The idea of legalese needs little introduction. An archaic professional jargon that has developed in the English-speaking world over hundreds of years, it has been largely preserved and sustained by lawyers both due to inertia and a desire to speak very specifically about legal concepts.
My question is, does the concept of legalese exist in the legal practices of non-English speaking legal systems? For example, are contracts in China written using archaic Confucian phraseology and obsolete characters that non-lawyers largely do not understand or study in school? Do Israeli lawyers file court pleadings written in quasi-Biblical Hebrew that sounds almost nothing like what you hear on the street in Tel Aviv? Do native Hungarian speakers who want to become lawyers in Hungary have to take coursework in Legal Hungarian in order to understand what other lawyers are talking about or is that not a thing there?
If you have experience in a non-English speaking legal system, your input is welcomed! Answers from the perspective of any non-English speaking system are welcome.
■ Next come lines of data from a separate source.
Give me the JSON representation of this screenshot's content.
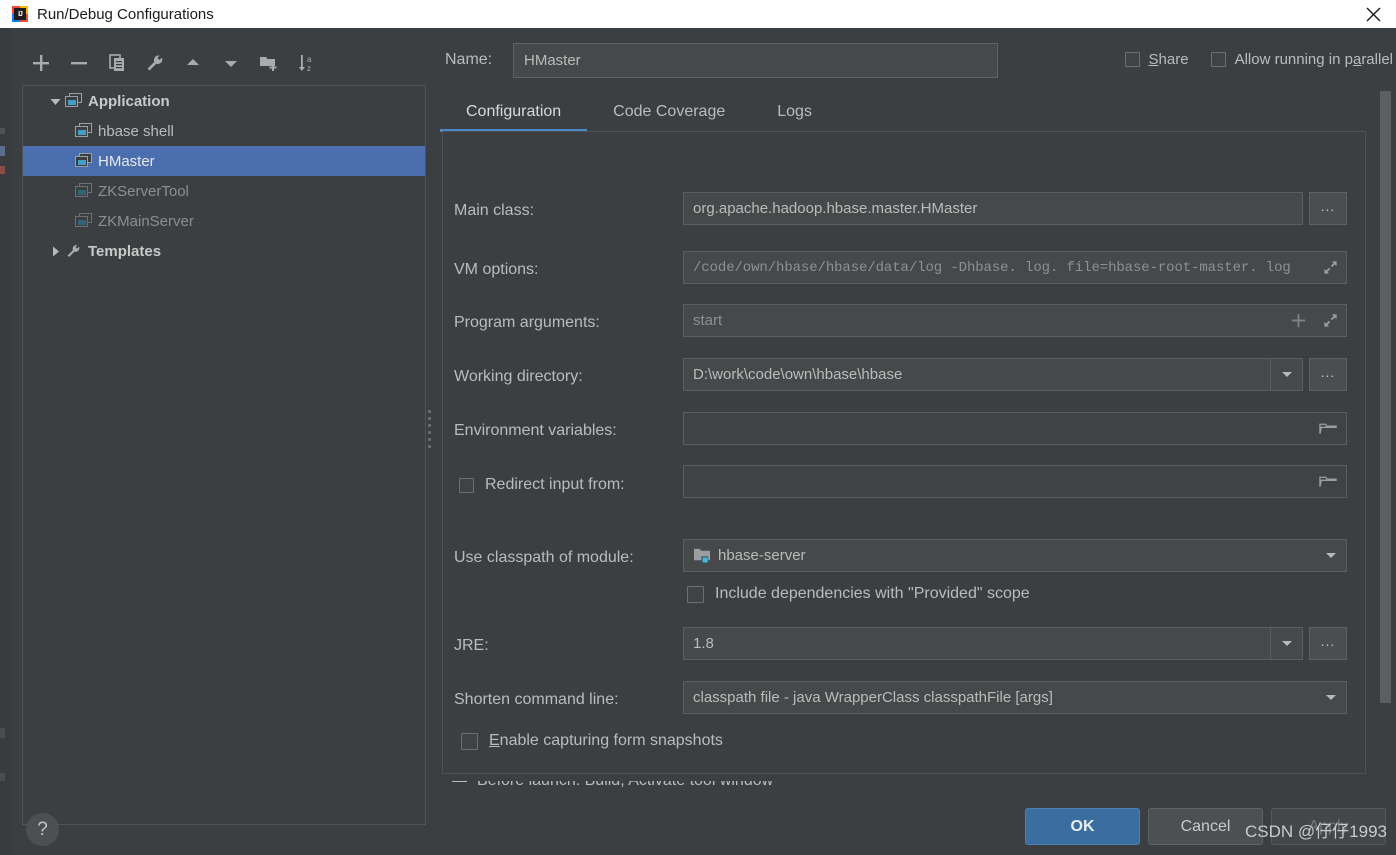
{
  "window": {
    "title": "Run/Debug Configurations",
    "close_icon": "close-icon",
    "app_icon": "intellij-idea-icon"
  },
  "toolbar": {
    "buttons": [
      {
        "name": "add",
        "icon": "plus-icon"
      },
      {
        "name": "remove",
        "icon": "minus-icon"
      },
      {
        "name": "copy",
        "icon": "copy-icon"
      },
      {
        "name": "edit-templates",
        "icon": "wrench-icon"
      },
      {
        "name": "move-up",
        "icon": "arrow-up-icon"
      },
      {
        "name": "move-down",
        "icon": "arrow-down-icon"
      },
      {
        "name": "new-folder",
        "icon": "new-folder-icon"
      },
      {
        "name": "sort-alphabetically",
        "icon": "sort-az-icon"
      }
    ]
  },
  "tree": {
    "nodes": [
      {
        "label": "Application",
        "level": 0,
        "expanded": true,
        "icon": "application-icon",
        "selected": false,
        "dim": false,
        "bold": true
      },
      {
        "label": "hbase shell",
        "level": 1,
        "icon": "application-icon",
        "selected": false,
        "dim": false,
        "bold": false
      },
      {
        "label": "HMaster",
        "level": 1,
        "icon": "application-icon",
        "selected": true,
        "dim": false,
        "bold": false
      },
      {
        "label": "ZKServerTool",
        "level": 1,
        "icon": "application-icon",
        "selected": false,
        "dim": true,
        "bold": false
      },
      {
        "label": "ZKMainServer",
        "level": 1,
        "icon": "application-icon",
        "selected": false,
        "dim": true,
        "bold": false
      },
      {
        "label": "Templates",
        "level": 0,
        "expanded": false,
        "icon": "wrench-icon",
        "selected": false,
        "dim": false,
        "bold": true
      }
    ]
  },
  "header": {
    "name_label": "Name:",
    "name_value": "HMaster",
    "share_label": "Share",
    "share_mnemonic": "S",
    "share_checked": false,
    "parallel_label": "Allow running in parallel",
    "parallel_mnemonic": "a",
    "parallel_checked": false
  },
  "tabs": [
    {
      "label": "Configuration",
      "active": true
    },
    {
      "label": "Code Coverage",
      "active": false
    },
    {
      "label": "Logs",
      "active": false
    }
  ],
  "form": {
    "main_class": {
      "label": "Main class:",
      "value": "org.apache.hadoop.hbase.master.HMaster",
      "browse_label": "..."
    },
    "vm_options": {
      "label": "VM options:",
      "value": "/code/own/hbase/hbase/data/log -Dhbase. log. file=hbase-root-master. log",
      "expand_icon": "expand-icon"
    },
    "program_arguments": {
      "label": "Program arguments:",
      "value": "start",
      "add_icon": "plus-icon",
      "expand_icon": "expand-icon"
    },
    "working_directory": {
      "label": "Working directory:",
      "value": "D:\\work\\code\\own\\hbase\\hbase",
      "dropdown_icon": "chevron-down-icon",
      "browse_label": "..."
    },
    "environment_variables": {
      "label": "Environment variables:",
      "value": "",
      "browse_icon": "folder-icon"
    },
    "redirect_input": {
      "label": "Redirect input from:",
      "checked": false,
      "value": "",
      "browse_icon": "folder-icon"
    },
    "classpath_module": {
      "label": "Use classpath of module:",
      "value": "hbase-server",
      "module_icon": "module-folder-icon",
      "dropdown_icon": "chevron-down-icon"
    },
    "include_provided": {
      "label": "Include dependencies with \"Provided\" scope",
      "checked": false
    },
    "jre": {
      "label": "JRE:",
      "value": "1.8",
      "dropdown_icon": "chevron-down-icon",
      "browse_label": "..."
    },
    "shorten_command_line": {
      "label": "Shorten command line:",
      "value": "classpath file - java WrapperClass classpathFile [args]",
      "dropdown_icon": "chevron-down-icon"
    },
    "form_snapshots": {
      "label": "Enable capturing form snapshots",
      "mnemonic": "E",
      "checked": false
    }
  },
  "before_launch": {
    "label": "Before launch: Build, Activate tool window"
  },
  "footer": {
    "help_label": "?",
    "ok_label": "OK",
    "cancel_label": "Cancel",
    "apply_label": "Apply",
    "watermark": "CSDN @仔仔1993"
  },
  "colors": {
    "accent": "#4b6eaf",
    "tab_underline": "#4a88c7",
    "panel_bg": "#3c3f41",
    "field_bg": "#45494a",
    "titlebar_bg": "#ffffff"
  }
}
For example, something like "In the legal system of Xonia we lawyers pretty much just write in formal written Xonian, it's essentially identical to what you see in the local newspaper except for about a dozen legal words that students typically learn in high school anyway but don't generally use outside of legal contexts, but in the Yish Kingdom, we have to learn the ten Legal Tenses of Yishish, the Contractual and Conspiratorial Moods, the Participle of Agency, the Adverbial Forms and Voices of General and Specific Civil Liability, and from two to five thousand legal Yishish words that almost no one else knows, even those who have obtained an advanced university education in Yishish." could be a great answer.